【横浜カルバリーチャペル】 天の窓
     
2018年9月30日

武井 博 名誉牧師

  私は初めて知りました。太平洋戦争の末期、日本の若い兵士が、ベニヤ板の小舟に爆弾を積み、米軍の巨大な戦艦に突撃して、自らも死ぬ、そんな特攻隊があった、ということを!普通、特攻隊と言えば、航空機で敵の戦艦に体当たり攻撃をして、敵艦にダメージを与える部隊だ、と理解していました。
  ところが、この度「ベニヤ舟の特攻兵」(豊田正義著・角川新書)という本を読んで、ベニヤ板の小舟で敵艦に突撃する“特攻隊”があったことを初めて知りました!明治大学の学生であった菅原寛さんという方は、学徒兵として、陸軍歩兵隊に入隊しました。そして、1944年に、「決死生還を期せざる要員」という兵員の募集があり、悩みに悩んだ末に、「志願しよう」と心に決めました。「決死生還を期せざる要員」とは、二度と生きて帰ることをしない“決死隊”の若い兵員のことです。その要員になった菅原さんは、広島県の江田島の海軍基地に配属されたのです。
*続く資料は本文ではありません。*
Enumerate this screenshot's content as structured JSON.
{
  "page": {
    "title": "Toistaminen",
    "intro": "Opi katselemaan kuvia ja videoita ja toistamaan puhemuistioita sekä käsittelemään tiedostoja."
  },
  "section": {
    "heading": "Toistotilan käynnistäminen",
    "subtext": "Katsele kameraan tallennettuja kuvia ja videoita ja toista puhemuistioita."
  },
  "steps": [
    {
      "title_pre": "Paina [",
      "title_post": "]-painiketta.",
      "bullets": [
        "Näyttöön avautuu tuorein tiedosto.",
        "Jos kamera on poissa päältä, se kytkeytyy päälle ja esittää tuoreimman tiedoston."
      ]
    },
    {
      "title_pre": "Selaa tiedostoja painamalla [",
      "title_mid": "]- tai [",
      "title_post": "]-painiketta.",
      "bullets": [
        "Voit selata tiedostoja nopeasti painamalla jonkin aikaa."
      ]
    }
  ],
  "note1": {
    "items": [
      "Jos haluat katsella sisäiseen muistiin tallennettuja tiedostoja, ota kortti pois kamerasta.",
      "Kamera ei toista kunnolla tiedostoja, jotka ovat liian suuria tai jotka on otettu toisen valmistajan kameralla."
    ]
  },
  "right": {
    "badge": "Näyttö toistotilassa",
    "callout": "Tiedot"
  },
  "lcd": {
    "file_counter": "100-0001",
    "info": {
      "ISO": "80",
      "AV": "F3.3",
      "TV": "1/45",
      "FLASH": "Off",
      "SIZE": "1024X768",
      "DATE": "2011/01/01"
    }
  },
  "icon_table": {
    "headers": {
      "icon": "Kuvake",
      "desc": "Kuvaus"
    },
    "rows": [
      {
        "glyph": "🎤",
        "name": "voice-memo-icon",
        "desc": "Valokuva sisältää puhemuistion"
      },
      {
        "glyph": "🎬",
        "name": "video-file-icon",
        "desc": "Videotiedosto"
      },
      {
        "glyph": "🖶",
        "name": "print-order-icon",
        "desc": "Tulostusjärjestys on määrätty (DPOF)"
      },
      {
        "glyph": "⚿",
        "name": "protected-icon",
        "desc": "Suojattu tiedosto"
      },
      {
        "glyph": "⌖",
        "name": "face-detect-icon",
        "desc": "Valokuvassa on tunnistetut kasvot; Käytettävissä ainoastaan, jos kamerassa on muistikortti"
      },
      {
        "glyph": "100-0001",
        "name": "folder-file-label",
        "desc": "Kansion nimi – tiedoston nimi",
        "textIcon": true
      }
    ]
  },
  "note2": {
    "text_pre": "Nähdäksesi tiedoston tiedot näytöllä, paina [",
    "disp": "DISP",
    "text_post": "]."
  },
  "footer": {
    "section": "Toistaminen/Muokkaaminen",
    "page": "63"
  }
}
陸軍に入ったのに、海軍基地に送られると知って菅原さんは驚きました。ところが、そこは、陸軍と海軍が合同でベニヤ板製の小舟に爆弾を積んで、敵艦目がけて体当たり攻撃をする「水上特攻隊」の訓練基地だったのです。
  舟の全長は約6メートル、全幅は約2メートル、高さ約70センチ。しかも、ベニヤ板製です。菅原さんは、この舟に乗って二度と帰ることのない特攻要員として、「海上挺身部隊」に配属されたのでした。「ああ、とんでもない所へ来てしまった!こんなことに命を懸けろなんてあんまりだ!」と絶望の淵に突き落とされたそうですが、それはあとの祭り。
  ところが、配属されて間もなく、近くの広島市に世界初の原子爆弾が投下されたのです!菅原さんたち2000名の海上艇進部隊の用員は、懸命に広島市内の被害者、負傷者の救助に当たりました。隊員は、大半が、15、6歳の少年兵であったそうです。広島市は想像を絶する惨状で、それはまさに地獄の様相でした。死者、負傷者、「水を、水をくださーい!」と絶叫する人々、やけどで死んだ母親の下で命守られ、泣き叫ぶ赤子!―――そんな負傷者の救助のために、特攻兵たちは、必死で働きました。
  それにしても、ベニヤ板の小舟に乗って敵の戦艦を沈没させようと、“特攻隊”を組む日本軍の愚、大型爆撃機で日本本土に人類最初の原子爆弾を投下して何十万人の命を奪ったアメリカ軍の狂気!まさに、人間の狂気の罪が生んだ歴史的汚点に間違いありません!
  それを思う時、人間の底なしの罪の深さを改めて痛感させられます。主よ、私たちを憐れみ、戦争の愚を繰り返すことのないように、私たち一人ひとりの心の内側に、どうか主のご愛と、平和の心をお与えくださいますように! アーメン!